Karen Belanger: Safe haven laws send the message that babies are a disposable commodity without parents being responsible for the future of these children at all. We have become a disposable society in the last few decades and now with these safe haven laws babies/children can be left anonymously while continuing to send the message to others that abandoning is what is best for unwanted babies/children. And who is to say "who" the adult is that is leaving these "unwanted" babies at safe havens to begin with? Couldn't it just as easily be a relative/ boyfriend/husband/grandparent who has taken this child to be left? As much as I dislike the way the system of adoption functions, at least there is a certain amount of responsibility to ensure that these babies/children have recourse and access to pertinent and vital genetic and medical information for themselves and for their future children. I only see these laws and increasing child abandonment in the future, and possibly multiple children by parents/families if it becomes that easy to abandon them and endanger their lives even further.

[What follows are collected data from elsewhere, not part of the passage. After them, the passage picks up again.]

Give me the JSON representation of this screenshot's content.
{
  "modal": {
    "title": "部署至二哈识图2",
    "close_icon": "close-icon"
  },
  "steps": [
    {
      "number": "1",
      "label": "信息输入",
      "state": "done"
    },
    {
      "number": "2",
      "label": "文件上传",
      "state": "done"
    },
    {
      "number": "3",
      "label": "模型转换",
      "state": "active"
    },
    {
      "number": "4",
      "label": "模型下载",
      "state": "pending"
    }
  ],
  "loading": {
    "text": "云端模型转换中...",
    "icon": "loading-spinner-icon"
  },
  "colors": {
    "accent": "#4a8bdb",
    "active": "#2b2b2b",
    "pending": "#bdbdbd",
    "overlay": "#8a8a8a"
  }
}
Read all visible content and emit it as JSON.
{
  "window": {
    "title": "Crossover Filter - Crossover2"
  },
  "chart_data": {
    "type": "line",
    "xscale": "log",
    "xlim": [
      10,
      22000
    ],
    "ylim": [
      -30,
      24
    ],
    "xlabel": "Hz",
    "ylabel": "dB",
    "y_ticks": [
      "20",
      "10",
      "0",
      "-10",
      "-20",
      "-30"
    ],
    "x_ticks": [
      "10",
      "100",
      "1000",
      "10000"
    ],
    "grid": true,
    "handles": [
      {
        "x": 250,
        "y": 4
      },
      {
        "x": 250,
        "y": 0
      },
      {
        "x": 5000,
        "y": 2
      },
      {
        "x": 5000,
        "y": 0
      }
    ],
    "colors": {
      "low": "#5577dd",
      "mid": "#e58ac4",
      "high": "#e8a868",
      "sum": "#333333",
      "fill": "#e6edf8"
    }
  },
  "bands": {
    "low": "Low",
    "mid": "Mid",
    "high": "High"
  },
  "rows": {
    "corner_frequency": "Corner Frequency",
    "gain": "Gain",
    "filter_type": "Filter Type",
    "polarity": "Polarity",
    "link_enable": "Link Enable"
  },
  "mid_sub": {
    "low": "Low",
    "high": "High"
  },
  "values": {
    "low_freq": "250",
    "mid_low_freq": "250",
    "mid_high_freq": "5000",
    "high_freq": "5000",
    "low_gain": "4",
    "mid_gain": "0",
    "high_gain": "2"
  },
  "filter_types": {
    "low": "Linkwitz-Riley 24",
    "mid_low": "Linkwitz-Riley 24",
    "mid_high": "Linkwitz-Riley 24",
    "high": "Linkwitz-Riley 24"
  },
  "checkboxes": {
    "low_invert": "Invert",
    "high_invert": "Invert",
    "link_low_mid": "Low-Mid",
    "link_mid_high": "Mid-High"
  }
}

Lynn Grubb: I am not in favor of the safe haven laws for the reasons outlined by Julie J. If a mother feels overwhelmed enough to abandon her baby, there are already people and places she can call or take her child. Child Protective Services is a place (contrary to what Lifetime Movies portrays) where you can safely take your child when you are in crisis. Social workers will either help the mother receive services within her own home (if possible) or be sure that the child is placed into a temporary foster home or with a family member which is in the child's best interests. A child is better served by being raised by safe family members than being raised by complete strangers.

Dropping off a child without any identification and having that child adopted without a thorough investigation into the rights and responsibilities of the parent(s) is unethical. I believe that everyone in the community is responsible for the well-being of all of our children. It has never been otherwise acceptable or legal in this country to abandon a child and I don't believe passing laws making it legal to abandon children is helpful in any way.

Also the mere act of abandoning a child at a safe haven location should be a red flag to that mother's mental or emotional state and it should be considered in custody proceedings. That child -- like all other children in the U.S. whose parents cannot meet their responsibilities (whether it be drug abuse/financial/mental, etc) -- should be appointed an attorney, should receive due process under the law, an investigation by a Guardian Ad Litem, caseworker and custody proceedings before adoption is even considered.

Liberty: I have heard adoptee advocates who are well versed in legislation say that safe haven laws sometimes give lawmakers reason to NOT reform adoption practices, support birthmothers, open access to birth certificates (they see anonymity as unavoidable with the "baby drop off scenario"), etc.

Von: In Australia we have no safe haven laws and only a handful of abandonments each year. Some politicians are proposing we introduce legalised abandonment and all it entails -- a no strings route to adoption, a method all about adults nothing about the rights of the child. All children have a right to know who they are; it's time that was taken seriously.